Cisco's Chai said that in the evolution towards becoming a developed digital economy, technology and connectivity must play a greater role in improving the productivity of the people and citizen services.

He said that Cisco has a vision towards digitisation - not only in driving digital transformation of businesses, but also various nations across the world. Cisco harnesses the power of Internet of Everything (IoE) to change the way one works, serve citizens and empower people.

For Malaysia to truly emerge as a digitised nation, there is a strong need to capitalise on the nation's readiness while driving more intense and impactful use of ICT. More importantly, broader public-private partnerships are required to create and sustain the positive on ground impact connectivity, said Chai.

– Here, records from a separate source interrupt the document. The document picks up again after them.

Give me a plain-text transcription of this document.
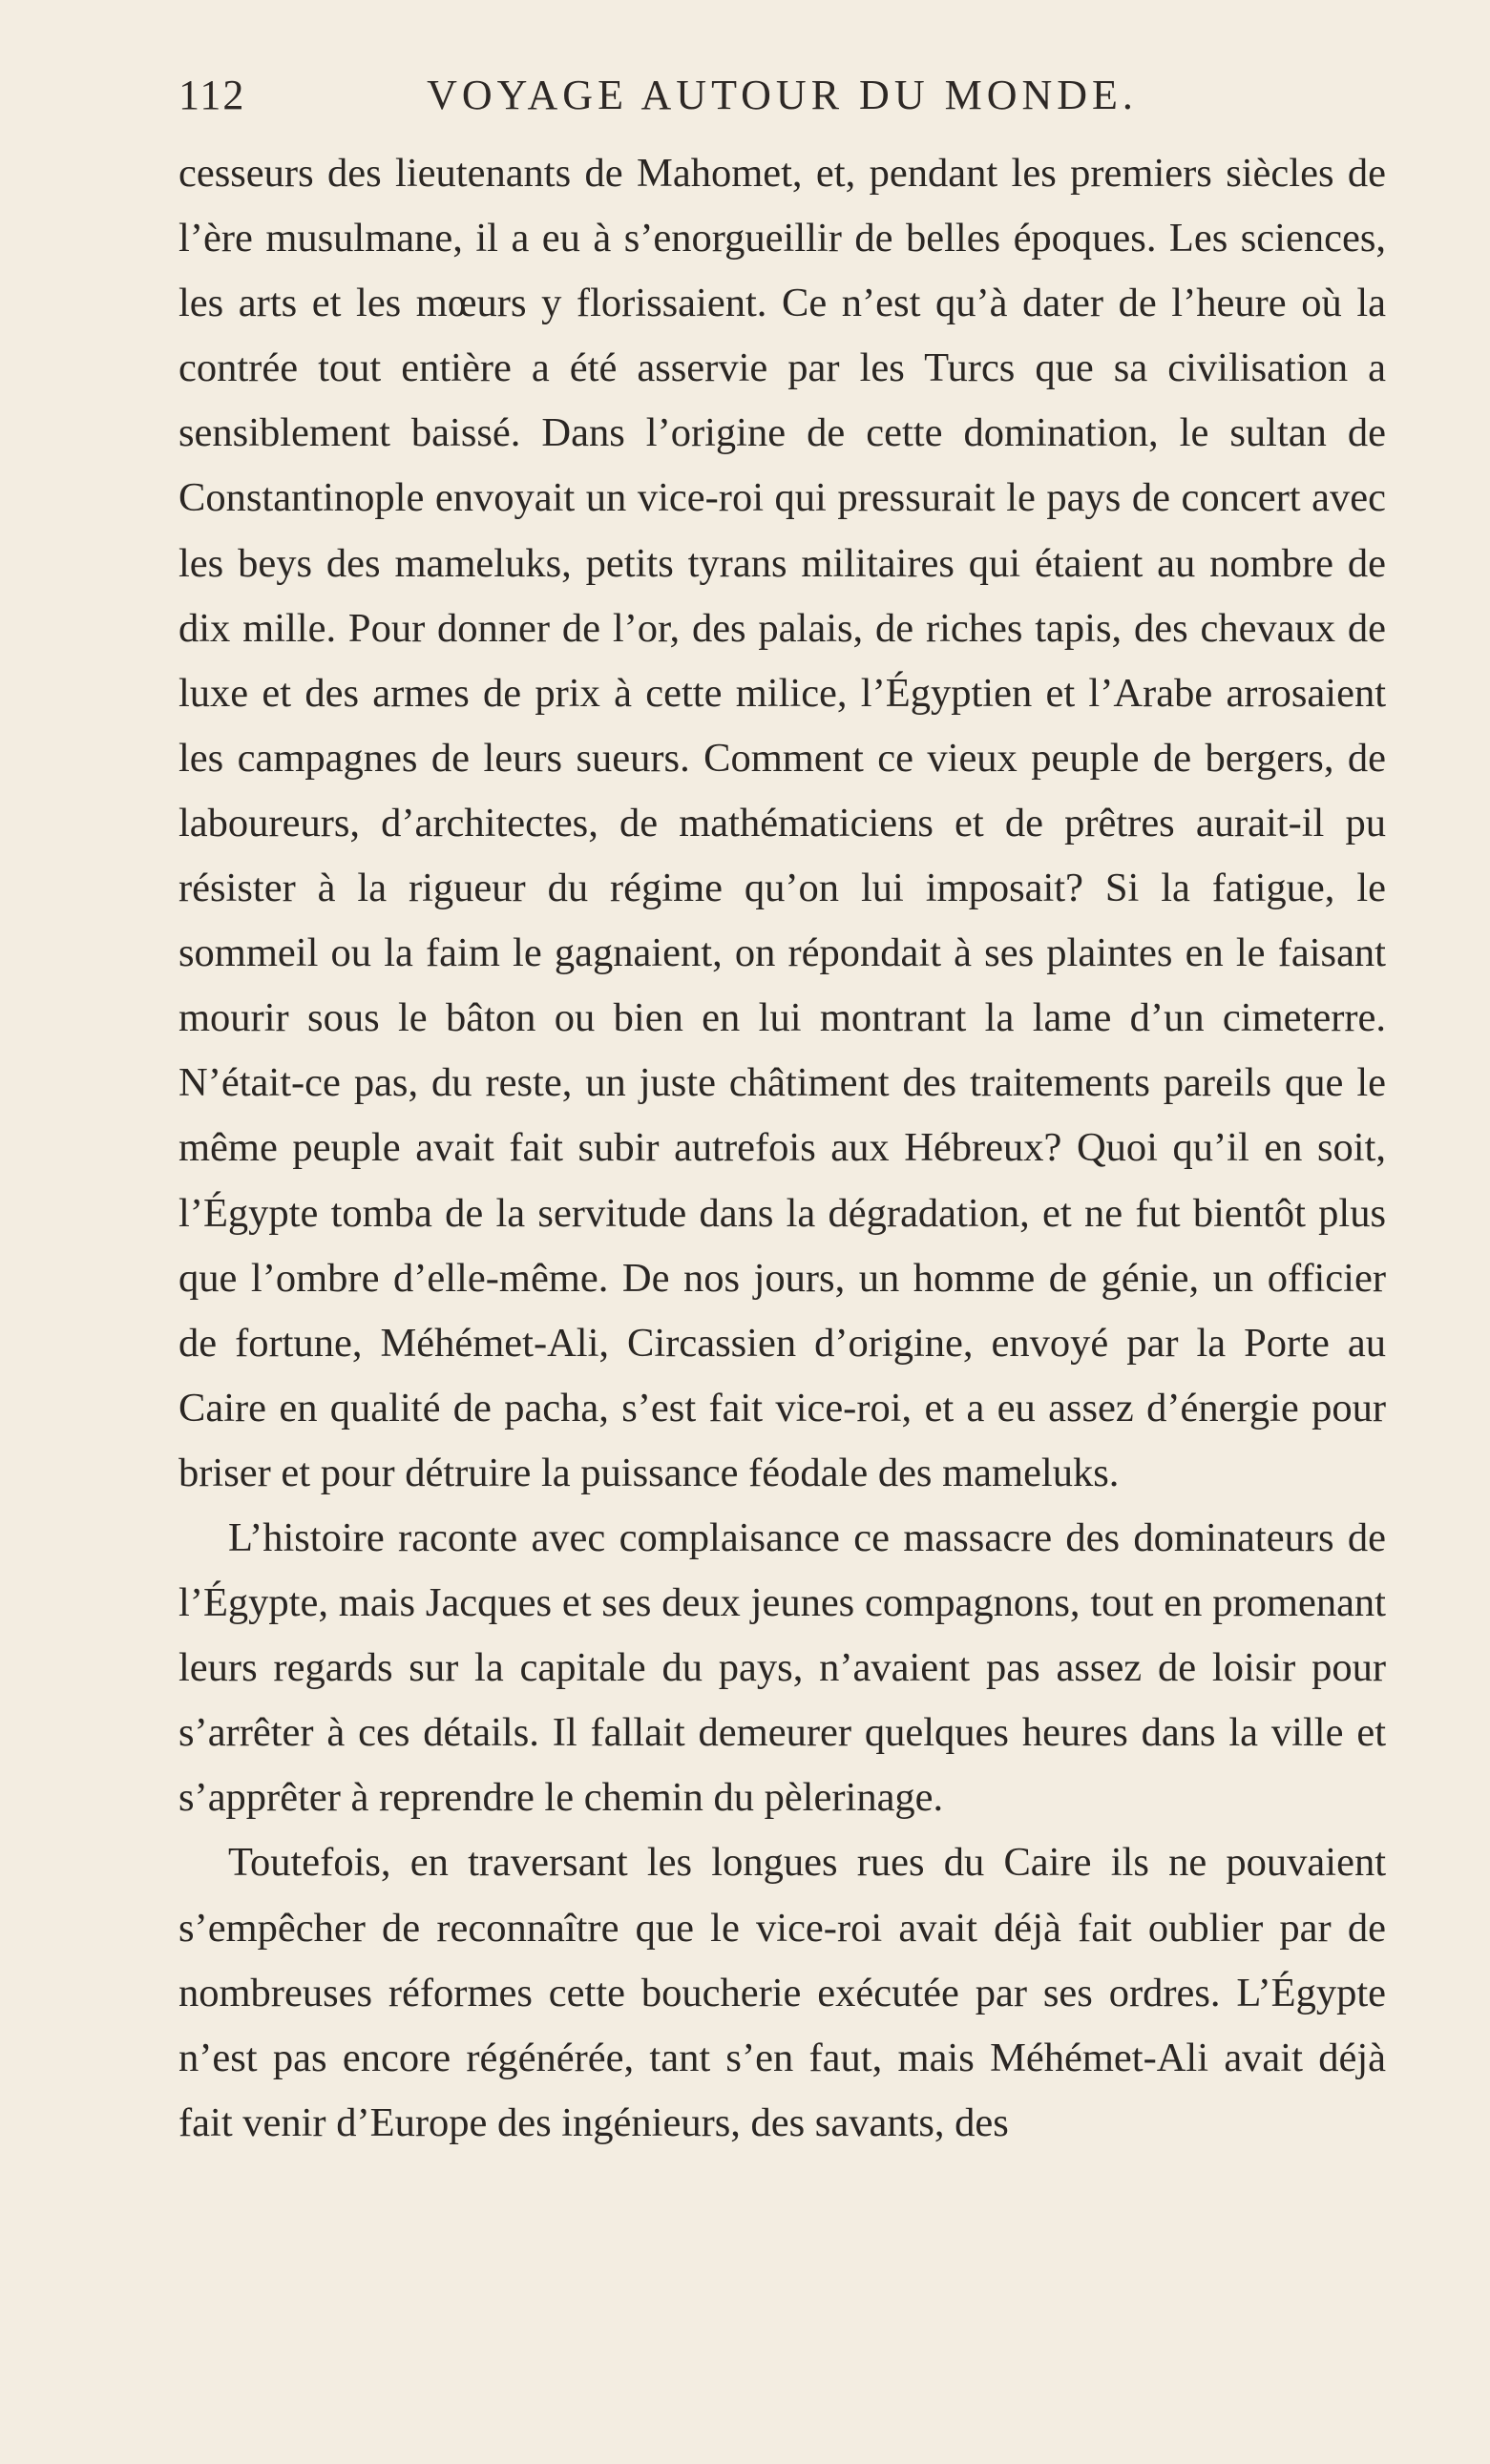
112	VOYAGE AUTOUR DU MONDE.

cesseurs des lieutenants de Mahomet, et, pendant les premiers siècles de l’ère musulmane, il a eu à s’enorgueillir de belles époques. Les sciences, les arts et les mœurs y florissaient. Ce n’est qu’à dater de l’heure où la contrée tout entière a été asservie par les Turcs que sa civilisation a sensiblement baissé. Dans l’origine de cette domination, le sultan de Constantinople envoyait un vice-roi qui pressurait le pays de concert avec les beys des mameluks, petits tyrans militaires qui étaient au nombre de dix mille. Pour donner de l’or, des palais, de riches tapis, des chevaux de luxe et des armes de prix à cette milice, l’Égyptien et l’Arabe arrosaient les campagnes de leurs sueurs. Comment ce vieux peuple de bergers, de laboureurs, d’architectes, de mathématiciens et de prêtres aurait-il pu résister à la rigueur du régime qu’on lui imposait? Si la fatigue, le sommeil ou la faim le gagnaient, on répondait à ses plaintes en le faisant mourir sous le bâton ou bien en lui montrant la lame d’un cimeterre. N’était-ce pas, du reste, un juste châtiment des traitements pareils que le même peuple avait fait subir autrefois aux Hébreux? Quoi qu’il en soit, l’Égypte tomba de la servitude dans la dégradation, et ne fut bientôt plus que l’ombre d’elle-même. De nos jours, un homme de génie, un officier de fortune, Méhémet-Ali, Circassien d’origine, envoyé par la Porte au Caire en qualité de pacha, s’est fait vice-roi, et a eu assez d’énergie pour briser et pour détruire la puissance féodale des mameluks.

L’histoire raconte avec complaisance ce massacre des dominateurs de l’Égypte, mais Jacques et ses deux jeunes compagnons, tout en promenant leurs regards sur la capitale du pays, n’avaient pas assez de loisir pour s’arrêter à ces détails. Il fallait demeurer quelques heures dans la ville et s’apprêter à reprendre le chemin du pèlerinage.

Toutefois, en traversant les longues rues du Caire ils ne pouvaient s’empêcher de reconnaître que le vice-roi avait déjà fait oublier par de nombreuses réformes cette boucherie exécutée par ses ordres. L’Égypte n’est pas encore régénérée, tant s’en faut, mais Méhémet-Ali avait déjà fait venir d’Europe des ingénieurs, des savants, des
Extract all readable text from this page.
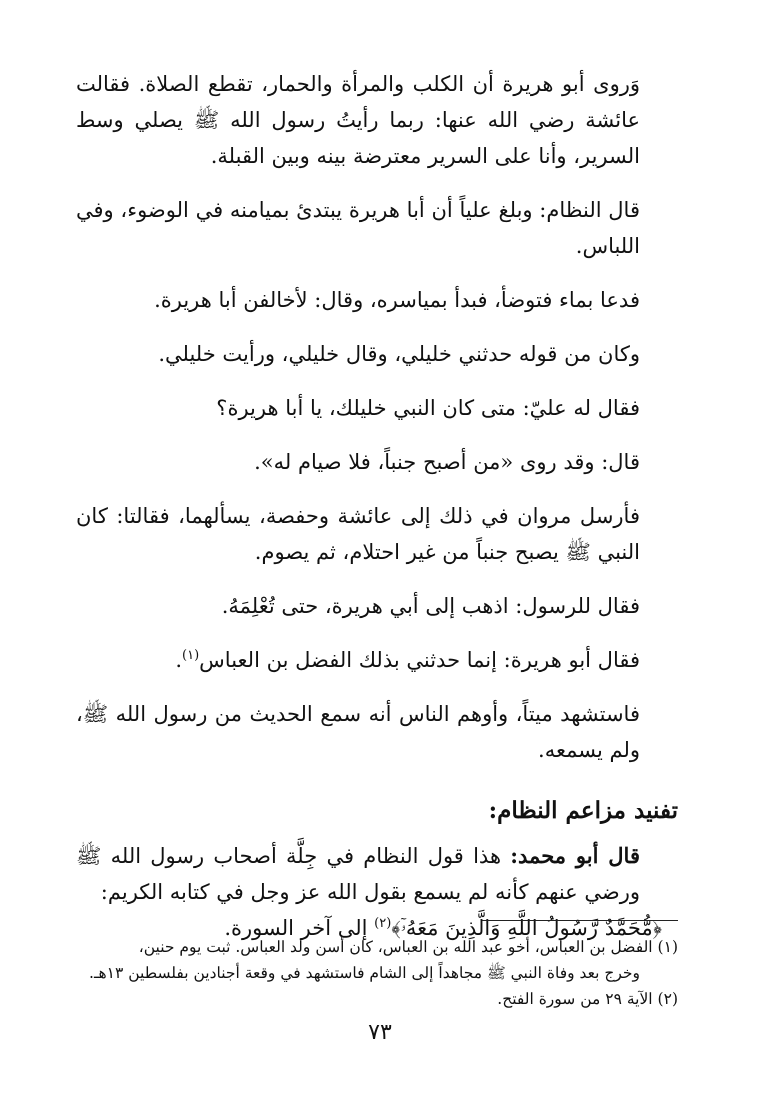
وَروى أبو هريرة أن الكلب والمرأة والحمار، تقطع الصلاة. فقالت عائشة رضي الله عنها: ربما رأيتُ رسول الله ﷺ يصلي وسط السرير، وأنا على السرير معترضة بينه وبين القبلة.

قال النظام: وبلغ علياً أن أبا هريرة يبتدئ بميامنه في الوضوء، وفي اللباس.

فدعا بماء فتوضأ، فبدأ بمياسره، وقال: لأخالفن أبا هريرة.

وكان من قوله حدثني خليلي، وقال خليلي، ورأيت خليلي.

فقال له عليّ: متى كان النبي خليلك، يا أبا هريرة؟

قال: وقد روى «من أصبح جنباً، فلا صيام له».

فأرسل مروان في ذلك إلى عائشة وحفصة، يسألهما، فقالتا: كان النبي ﷺ يصبح جنباً من غير احتلام، ثم يصوم.

فقال للرسول: اذهب إلى أبي هريرة، حتى تُعْلِمَهُ.

فقال أبو هريرة: إنما حدثني بذلك الفضل بن العباس$^{(١)}$.

فاستشهد ميتاً، وأوهم الناس أنه سمع الحديث من رسول الله ﷺ، ولم يسمعه.

تفنيد مزاعم النظام:

قال أبو محمد: هذا قول النظام في جِلَّة أصحاب رسول الله ﷺ ورضي عنهم كأنه لم يسمع بقول الله عز وجل في كتابه الكريم:

﴿مُّحَمَّدٌ رَّسُولُ اللَّهِ وَالَّذِينَ مَعَهُۥٓ﴾$^{(٢)}$ إلى آخر السورة.

(١) الفضل بن العباس، أخو عبد الله بن العباس، كان أسن ولد العباس. ثبت يوم حنين،

وخرج بعد وفاة النبي ﷺ مجاهداً إلى الشام فاستشهد في وقعة أجنادين بفلسطين ١٣هـ.

(٢) الآية ٢٩ من سورة الفتح.

٧٣
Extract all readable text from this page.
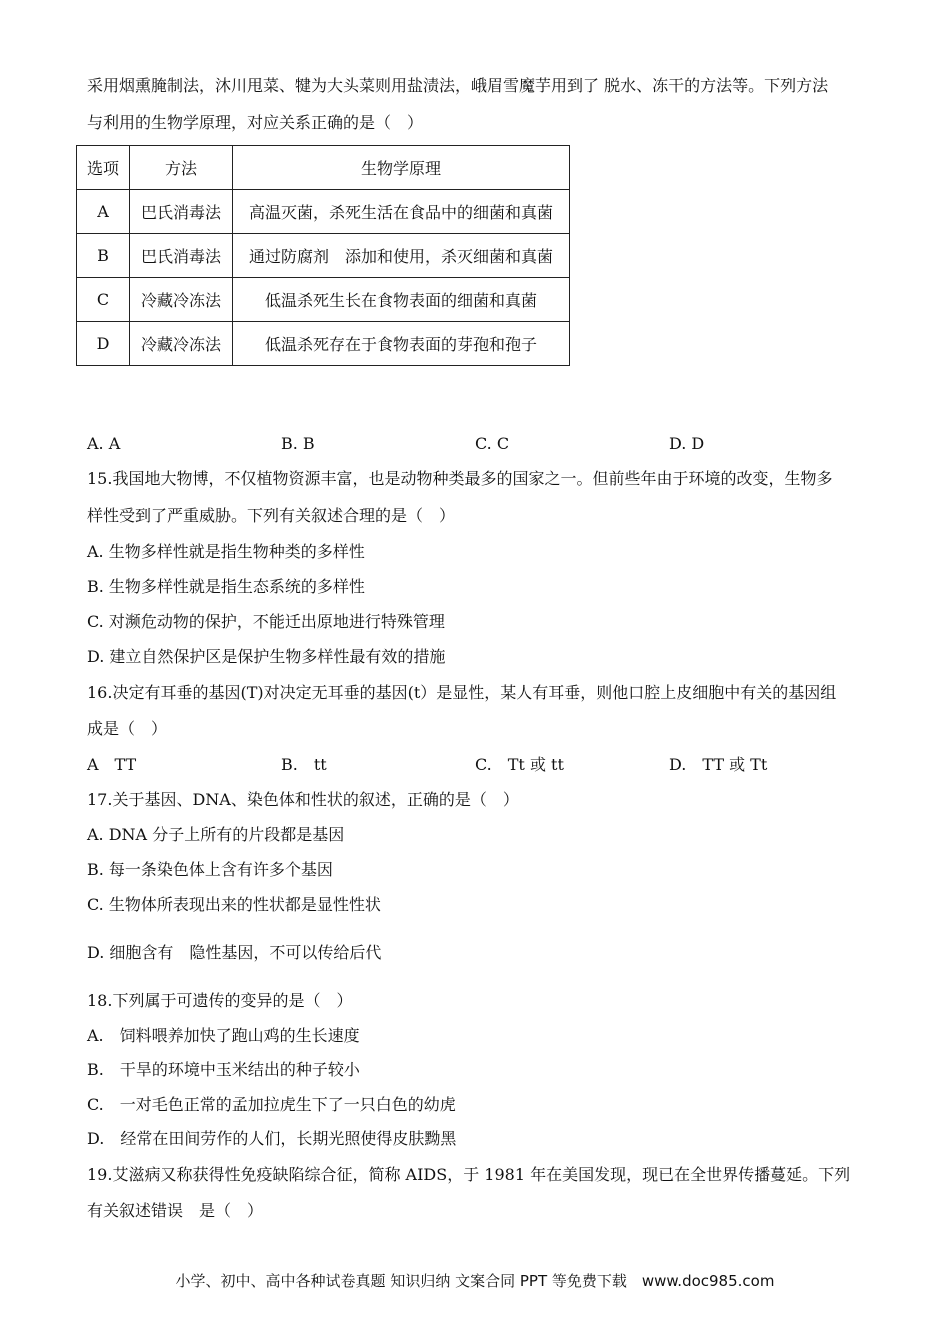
采用烟熏腌制法，沐川甩菜、犍为大头菜则用盐渍法，峨眉雪魔芋用到了 脱水、冻干的方法等。下列方法
与利用的生物学原理，对应关系正确的是（　）
选项	方法	生物学原理
A	巴氏消毒法	高温灭菌，杀死生活在食品中的细菌和真菌
B	巴氏消毒法	通过防腐剂　添加和使用，杀灭细菌和真菌
C	冷藏冷冻法	低温杀死生长在食物表面的细菌和真菌
D	冷藏冷冻法	低温杀死存在于食物表面的芽孢和孢子
A. A	B. B	C. C	D. D
15.我国地大物博，不仅植物资源丰富，也是动物种类最多的国家之一。但前些年由于环境的改变，生物多
样性受到了严重威胁。下列有关叙述合理的是（　）
A. 生物多样性就是指生物种类的多样性
B. 生物多样性就是指生态系统的多样性
C. 对濒危动物的保护，不能迁出原地进行特殊管理
D. 建立自然保护区是保护生物多样性最有效的措施
16.决定有耳垂的基因(T)对决定无耳垂的基因(t）是显性，某人有耳垂，则他口腔上皮细胞中有关的基因组
成是（　）
A　TT	B.　tt	C.　Tt 或 tt	D.　TT 或 Tt
17.关于基因、DNA、染色体和性状的叙述，正确的是（　）
A. DNA 分子上所有的片段都是基因
B. 每一条染色体上含有许多个基因
C. 生物体所表现出来的性状都是显性性状
D. 细胞含有　隐性基因，不可以传给后代
18.下列属于可遗传的变异的是（　）
A.　饲料喂养加快了跑山鸡的生长速度
B.　干旱的环境中玉米结出的种子较小
C.　一对毛色正常的孟加拉虎生下了一只白色的幼虎
D.　经常在田间劳作的人们，长期光照使得皮肤黝黑
19.艾滋病又称获得性免疫缺陷综合征，简称 AIDS，于 1981 年在美国发现，现已在全世界传播蔓延。下列
有关叙述错误　是（　）
小学、初中、高中各种试卷真题 知识归纳 文案合同 PPT 等免费下载　www.doc985.com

Better connectivity is critical

All three said that the growth of connectivity to the Internet access, beginning in the early 1990s, has accelerated and driven the adoption of ICT across industry and national services. 

Chai said that Cisco recognised that connectivity was one of the most critical requirements for the Malaysian economy to reduce development gaps, enhance competitiveness and ultimately move closer to achieving our national aspirations. "Those opportunities can only be realised if there are transformational effects towards the way people are doing things today."

Although most initiatives focused on transforming key business sectors, some initiatives like Teach for Malaysia and apps like CatchThatBus were the results of innovations that not only disrupt but change people's lives, said the panellists. They have the potential to help Malaysia address the growing range of challenges people face.

Cisco's Chai said that the company recognised the need to be able to shift from establishing technology infrastructure to promoting how technology can be effectively used towards greater social and economic development. "This ultimately completes what technology is already doing to transform industries in Malaysia in realising a digitised nation."

The three panellists agreed that there are opportunities for a broader partnership between public sector, non-government organisations and startups to realise a connected Malaysia.

However, the government has a crucial role in creating the policy framework, investing in and developing infrastructure, and creating an ecosystem to fuel on-ground innovation, they said.

There is a greater call to identify ways to encourage the creation of innovative ideas that come from other industry players and today's available technologies, including cloud, analytics and the Internet-of-Everything (IoE), said Cisco's Chai.

Cisco believed that there would be more enrichment of people's lives if public agencies, private MNCs, non-government parties, startups and SMEs recognised the transformative opportunities and moved to greater collaboration to use technology.  "What we would observe from this combined effort is the cultivation of creative and substantial ideas and entrepreneurial efforts across every level of society," he said.

Targeting the point of maximum impact through comprehensive talent programmes, education and public-and private participation was essential, the panellists said. "The focused-development of human capital and talent is key to realising the potential that this digital partnership can bring. While this should come through the creation of a national talent agenda and frameworks such as TalentCorp, such public policies should be integrated with the experience of private sectors and various industries including manufacturing, retail, finance, logistics, healthcare and education."

The discussion endnote was that there was a need for an ecosystem that nurtures leaders and industries that are able to innovate, collaborate and translate technology into services and solutions that can improve lives.